Saturday, August 23, 2014

Wanted – A US job market fix; A start-up seeks to crowd fund Ebola cure; Music, math and the school curriculum

1 Wanted – A US job market fix (Khaleej Times) US labour markets remain hampered by the effects of the Great Recession and the Federal Reserve should move cautiously in determining when interest rates should rise, Fed Chair Janet Yellen has said. Yellen said she felt the unemployment rate alone was inadequate to evaluate the strength of the US job market.

The jobless rate has fallen faster than expected, but Yellen said the economic disruption of the last five years has left millions of workers sidelined, discouraged, or stuck in part time jobs — facts that are not captured in the unemployment rate alone.

Judging whether the economy is close to full employment is “complicated by ongoing shifts in the structure of the labour market and the possibility that the severe recession caused persistent changes in the labour market’s functioning”, Yellen said.

The Fed has held benchmark rates near zero since December 2008, and has said it would wait a “considerable time” after winding down a stimulative bond-buying programme in October before raising them. Financial markets currently expect rates to raise around the middle of next year.


2 A start-up seeks to crowd fund Ebola cure (Stephanie M Lee in San Francisco Chronicle) With the death toll from the Ebola outbreak at 1,350, one biotechnology company after another is jumping into the fray to develop drugs for the fatal, infectious disease. Now add to the list a tiny, seed-stage startup spun out of UCSF, which has said it wants to crowdfund cash to turn its experimental cancer drug into an Ebola treatment.

OncoSynergy is headquartered in San Francisco’s Mission Bay neighborhood, in one of the life science incubators that make up the California Institute for Quantitative Biosciences (QB3). Founded in 2011, the six-employee company has an experimental drug, OS2966, that’s designed to attack highly aggressive cancers. The Food and Drug Administration has recognized it as an “orphan drug” that could treat glioblastoma, a coveted designation that earns drug makers some tax credits and other incentives.

So what could cancer have to do with Ebola? OS266 apparently inhibits a cell adhesion molecule, CD29, that plays a major role in cancer progression. And scientists also think that CD29 is hijacked by the Ebola virus during infection (and blocking CD29 with monoclonal antibodies similar to OncoSynergy’s drug has been shown in some studies to inhibit Ebola infections).

So on the science crowdfunding site Experiment, the privately held company wants to raise $10,000 in 30 days for a study that will examine if OS2966 can block Ebola infection in human vascular cells. But the company is so small, it can’t actually do the work itself. It’ll hand off the project to scientists across the country through The Science Exchange, an online marketplace that allows researchers to outsource experiments for a fee.


3 Music, math and the school curriculum (Namita Devidayal in The Times of India) As math wizard Manjul Bhargava points out there is an organic link between music and maths. Is it time schools rethink their curriculum? When musician Taufiq Qureshi was a little boy, he was perenially paranoid about his school maths until, one day, his father, the tabla master Alla Rakha said, "Why are you so fearful? We do maths all the time in our music.We are adding, subtracting, multiplying..." And he proceeded to show his son, through a series of tabla compositions, how maths was actually their second language - after music.

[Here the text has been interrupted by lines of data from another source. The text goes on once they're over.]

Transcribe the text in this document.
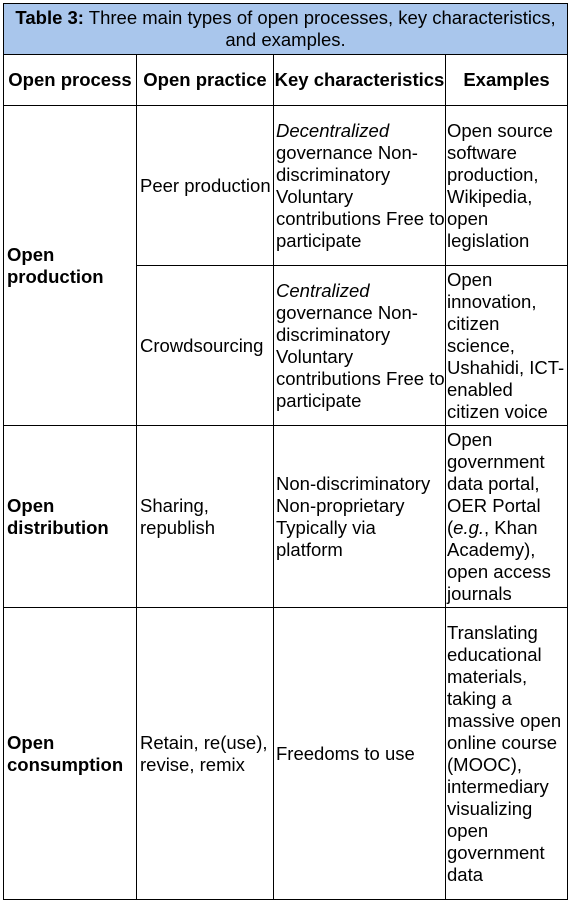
Table 3: Three main types of open processes, key characteristics, and examples.			
Open process	Open practice	Key characteristics	Examples
Open production	Peer production	Decentralized governance Non-discriminatory Voluntary contributions Free to participate	Open source software production, Wikipedia, open legislation
	Crowdsourcing	Centralized governance Non-discriminatory Voluntary contributions Free to participate	Open innovation, citizen science, Ushahidi, ICT-enabled citizen voice
Open distribution	Sharing, republish	Non-discriminatory Non-proprietary Typically via platform	Open government data portal, OER Portal (e.g., Khan Academy), open access journals
Open consumption	Retain, re(use), revise, remix	Freedoms to use	Translating educational materials, taking a massive open online course (MOOC), intermediary visualizing open government data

There is an organic connection between maths and music - contrary to the perception that one is a cold rational subject and the other a soft emotional one. Just as music is more than a collection of notes, mathematics is more than numbers. Both are about structure, pattern, abstractions and about connecting with the nature - the rhythmic movement of the tides, of our breath, or that there being exactly the same number of petals in daisies sprinkled across a field, which also corresponds to the Fibonacci numbers in mathematics.

This is why Manjul Bhargava, the Princeton-base mathematician, says he keeps a photograph of a field of daisies in his office. Bhargava, who just won the world' most prestigious math prize, the Field Medal, is a concert-level tabla player trained by Zakir Hussain. In his interviews, he talks about the connection between math, music and poetry which, if taught well, could produce an entirely different generation of creative thinkers.

"Why are people who are into exact sciences like math and physics, also into music?" asks Suvarnalata Rao, a musicologist with a background in physics "Because both require abstract thinking - to be able to fathom that abstraction and its organization. That's why children who trained in music will be able to organize thoughts much more logically."

Why do our schools classify math in the core curriculum and music as `extra-curricular'? Math, music, the study of daisies - they all have to somehow filter into our classrooms and imagination.